Why Doesn’t The Apprentice Have Smart People Anymore?

The Apprentice has been one of my go-to favourite television shows for quite some time now, and as ashamed as I am to admit it when I can’t get my (Alan) Sugar-fix I have been known to dabble with the American Apprentice. Suffice to say I’ve seen a whole bunch of hopefuls trying to prove they’ve got business acumen and what it takes to be … The next apprentice.

However one thing is undoubtedly true, just as the X-Factor has become less about people who can actually sing over the years (Honey G… Really?) The Apprentice has become less and less about proving you’re sensible enough to run a business and more about throwing a bunch of idiots into a high-pressure situation and watching them capitulate as they make more and more of a fool of themselves. Just look at Donald Trump.

But honestly as entertaining as it is to see a group of grown women, who all allegedly have some form of business success, clamber their way through an antique selling task by selling all of the antiques for a fiver despite being explicitly told that the task was completely about finding the value in objects and getting the right price for them. Especially stupid when they could have just googled the items right? Anyway, my point is that it just isn’t any fun when you don’t expect anything different.

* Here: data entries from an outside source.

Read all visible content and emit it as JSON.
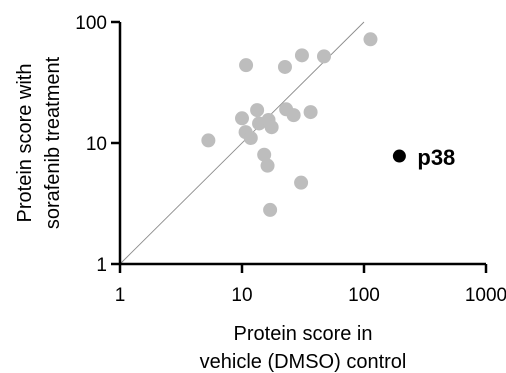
{
  "chart_data": {
    "type": "scatter",
    "title": "",
    "xlabel": [
      "Protein score in",
      "vehicle (DMSO) control"
    ],
    "ylabel": [
      "Protein score with",
      "sorafenib treatment"
    ],
    "xscale": "log",
    "yscale": "log",
    "xlim": [
      1,
      1000
    ],
    "ylim": [
      1,
      100
    ],
    "x_ticks": [
      1,
      10,
      100,
      1000
    ],
    "x_tick_labels": [
      "1",
      "10",
      "100",
      "1000"
    ],
    "y_ticks": [
      1,
      10,
      100
    ],
    "y_tick_labels": [
      "1",
      "10",
      "100"
    ],
    "grid": false,
    "reference_line": "y = x",
    "colors": {
      "points": "#bdbdbd",
      "highlight": "#000000",
      "axes": "#000000",
      "reference": "#8c8c8c"
    },
    "series": [
      {
        "points": [
          {
            "x": 5.3,
            "y": 10.5
          },
          {
            "x": 10.0,
            "y": 16.0
          },
          {
            "x": 10.8,
            "y": 44.0
          },
          {
            "x": 10.7,
            "y": 12.3
          },
          {
            "x": 11.8,
            "y": 11.0
          },
          {
            "x": 13.3,
            "y": 18.7
          },
          {
            "x": 13.8,
            "y": 14.5
          },
          {
            "x": 15.2,
            "y": 8.0
          },
          {
            "x": 16.5,
            "y": 15.5
          },
          {
            "x": 16.2,
            "y": 6.5
          },
          {
            "x": 17.0,
            "y": 2.8
          },
          {
            "x": 17.5,
            "y": 13.5
          },
          {
            "x": 22.5,
            "y": 42.5
          },
          {
            "x": 23.0,
            "y": 19.0
          },
          {
            "x": 26.5,
            "y": 17.0
          },
          {
            "x": 31.0,
            "y": 53.0
          },
          {
            "x": 30.5,
            "y": 4.7
          },
          {
            "x": 36.5,
            "y": 18.0
          },
          {
            "x": 47.0,
            "y": 52.0
          },
          {
            "x": 113.0,
            "y": 72.0
          }
        ]
      }
    ],
    "highlight": {
      "label": "p38",
      "x": 195,
      "y": 7.8
    }
  }
}
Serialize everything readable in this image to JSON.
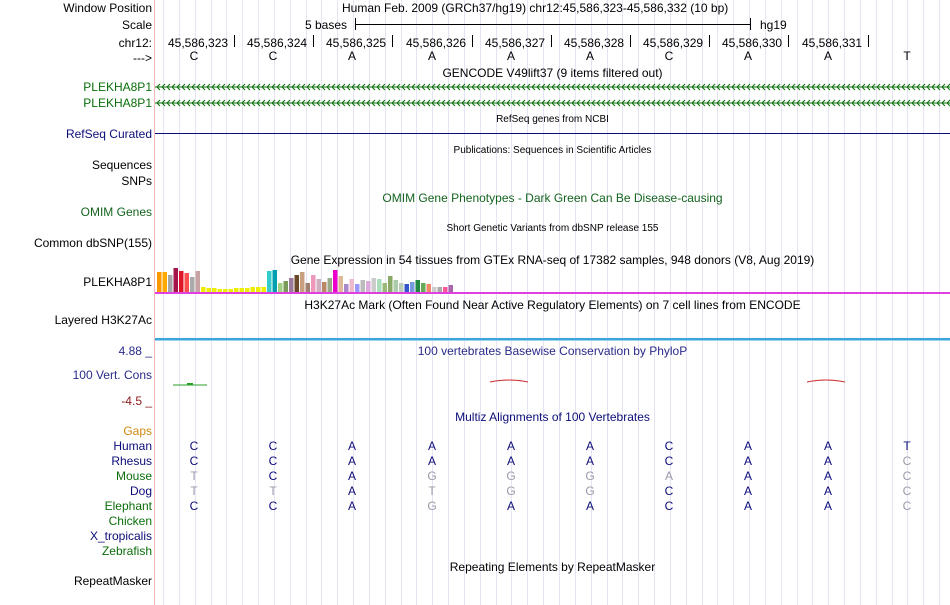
{
  "header": {
    "window_position_label": "Window Position",
    "scale_label": "Scale",
    "chrom_label": "chr12:",
    "strand_label": "--->",
    "position_text": "Human Feb. 2009 (GRCh37/hg19)   chr12:45,586,323-45,586,332 (10 bp)",
    "scale_text": "5 bases",
    "assembly": "hg19",
    "coords": [
      "45,586,323",
      "45,586,324",
      "45,586,325",
      "45,586,326",
      "45,586,327",
      "45,586,328",
      "45,586,329",
      "45,586,330",
      "45,586,331"
    ],
    "bases": [
      "C",
      "C",
      "A",
      "A",
      "A",
      "A",
      "C",
      "A",
      "A",
      "T"
    ]
  },
  "tracks": {
    "gencode": {
      "title": "GENCODE V49lift37 (9 items filtered out)",
      "genes": [
        "PLEKHA8P1",
        "PLEKHA8P1"
      ]
    },
    "refseq": {
      "title": "RefSeq genes from NCBI",
      "label": "RefSeq Curated"
    },
    "publications": {
      "title": "Publications: Sequences in Scientific Articles",
      "label1": "Sequences",
      "label2": "SNPs"
    },
    "omim": {
      "title": "OMIM Gene Phenotypes - Dark Green Can Be Disease-causing",
      "label": "OMIM Genes"
    },
    "dbsnp": {
      "title": "Short Genetic Variants from dbSNP release 155",
      "label": "Common dbSNP(155)"
    },
    "gtex": {
      "title": "Gene Expression in 54 tissues from GTEx RNA-seq of 17382 samples, 948 donors (V8, Aug 2019)",
      "label": "PLEKHA8P1"
    },
    "h3k27ac": {
      "title": "H3K27Ac Mark (Often Found Near Active Regulatory Elements) on 7 cell lines from ENCODE",
      "label": "Layered H3K27Ac"
    },
    "phylop": {
      "title": "100 vertebrates Basewise Conservation by PhyloP",
      "label": "100 Vert. Cons",
      "max": "4.88 _",
      "min": "-4.5 _"
    },
    "multiz": {
      "title": "Multiz Alignments of 100 Vertebrates",
      "gaps_label": "Gaps",
      "species": [
        {
          "name": "Human",
          "seq": [
            "C",
            "C",
            "A",
            "A",
            "A",
            "A",
            "C",
            "A",
            "A",
            "T"
          ]
        },
        {
          "name": "Rhesus",
          "seq": [
            "C",
            "C",
            "A",
            "A",
            "A",
            "A",
            "C",
            "A",
            "A",
            "C"
          ]
        },
        {
          "name": "Mouse",
          "seq": [
            "T",
            "C",
            "A",
            "G",
            "G",
            "G",
            "A",
            "A",
            "A",
            "C"
          ]
        },
        {
          "name": "Dog",
          "seq": [
            "T",
            "T",
            "A",
            "T",
            "G",
            "G",
            "C",
            "A",
            "A",
            "C"
          ]
        },
        {
          "name": "Elephant",
          "seq": [
            "C",
            "C",
            "A",
            "G",
            "A",
            "A",
            "C",
            "A",
            "A",
            "C"
          ]
        },
        {
          "name": "Chicken",
          "seq": []
        },
        {
          "name": "X_tropicalis",
          "seq": []
        },
        {
          "name": "Zebrafish",
          "seq": []
        }
      ]
    },
    "repeatmasker": {
      "title": "Repeating Elements by RepeatMasker",
      "label": "RepeatMasker"
    }
  },
  "colors": {
    "gencode": "#0a6e0a",
    "refseq": "#0c0c78",
    "omim": "#14641e",
    "phylop": "#2a2a8a",
    "gaps": "#d08a10",
    "species": "#0c0c78",
    "species_green": "#0a6e0a",
    "gtex_line": "#e040e0",
    "h3k27ac": "#3aa5dc",
    "phylop_neg": "#c83030",
    "phylop_pos": "#28a028",
    "sep": "#f2b9b9"
  }
}
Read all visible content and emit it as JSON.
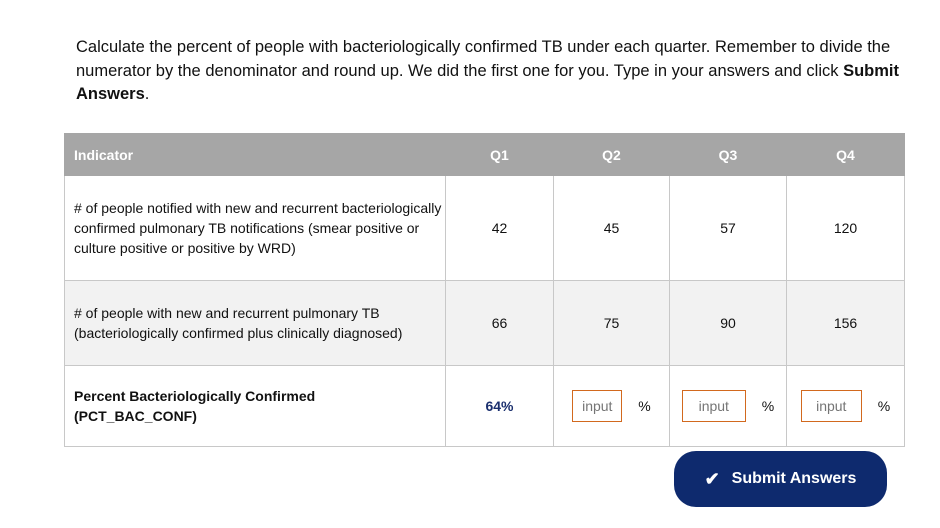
{
  "instructions": {
    "text": "Calculate the percent of people with bacteriologically confirmed TB under each quarter. Remember to divide the numerator by the denominator and round up. We did the first one for you. Type in your answers and click ",
    "bold": "Submit Answers",
    "end": "."
  },
  "table": {
    "headers": [
      "Indicator",
      "Q1",
      "Q2",
      "Q3",
      "Q4"
    ],
    "row1": {
      "label": "# of people notified with new and recurrent bacteriologically confirmed pulmonary TB notifications (smear positive or culture positive or positive by WRD)",
      "values": [
        "42",
        "45",
        "57",
        "120"
      ]
    },
    "row2": {
      "label": "# of people with new and recurrent pulmonary TB (bacteriologically confirmed plus clinically diagnosed)",
      "values": [
        "66",
        "75",
        "90",
        "156"
      ]
    },
    "row3": {
      "label_line1": "Percent Bacteriologically Confirmed",
      "label_line2": "(PCT_BAC_CONF)",
      "q1_value": "64%",
      "input_placeholder": "input",
      "percent_sign": "%"
    }
  },
  "submit": {
    "icon": "check-icon",
    "label": "Submit Answers"
  },
  "colors": {
    "header_bg": "#a6a6a6",
    "accent": "#0e2a6e",
    "input_border": "#d2691e"
  }
}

That’s why in the very next episode, I received absolutely no joy, or entertainment, in seeing the same, aforementioned, group attempt to shoot an advertisement for jeans, having forgotten to bring the jeans with them. I wasn’t shocked, I wasn’t surprised I was irritated. I will, however, admit that a reaction was provoked when the rest of the women all stood there gawping instead of immediately going to get the damn jeans. I wanted one of them to go and get the damn jeans.

Is that really the kind of reaction you want to elicit in your audience, the kind of self-indignant, narcissistic idea that ‘I can do better than these idiots’? Self-superiority is entertaining for some I guess, but for me personally, it’s not sustainable. I want to watch shows like the X-Factor and The Apprentice and be impressed. I want shows that are presented as competitions to feel like competitions where anyone could win, and anyone deserves to win. Not Kangaroo courts set up for us to laugh at everyone with someone getting handed a precious life changing opportunity at the end having forgotten to take jeans to a jean advert.

I don’t want to see fame hungry, hand-picked people to antagonise each other with opposing personalities like Big Brother, I want to see genuinely smart business people outdoing each other. I don’t want to see people making absolutely ridiculous, yet effortlessly quotable, sound-bites in pieces to cameras like ‘I’m the Leonardo Di Caprio of business’. I want to see people actually walking the walk, rather than talking the talk.

The first Apprentice winner, Tim Campbell, worked for Alan Sugar for two years before leaving to found the Bright Ideas Trust charity, aimed to help young entrepreneurs get their ideas off the ground. He was awarded an MBE for his work. This year’s cast of the apprentice boasts someone who genuinely provided us with the following quote “If I wanted to be like everyone else, I’d have waxed my monobrow.” It’s like night and day people, night and day.

Honestly. When did this start happening? When did television become about seeing a bunch of idiots doing stupid things all of the time? Why doesn’t the Apprentice have smart people anymore? Answers on a postcard people.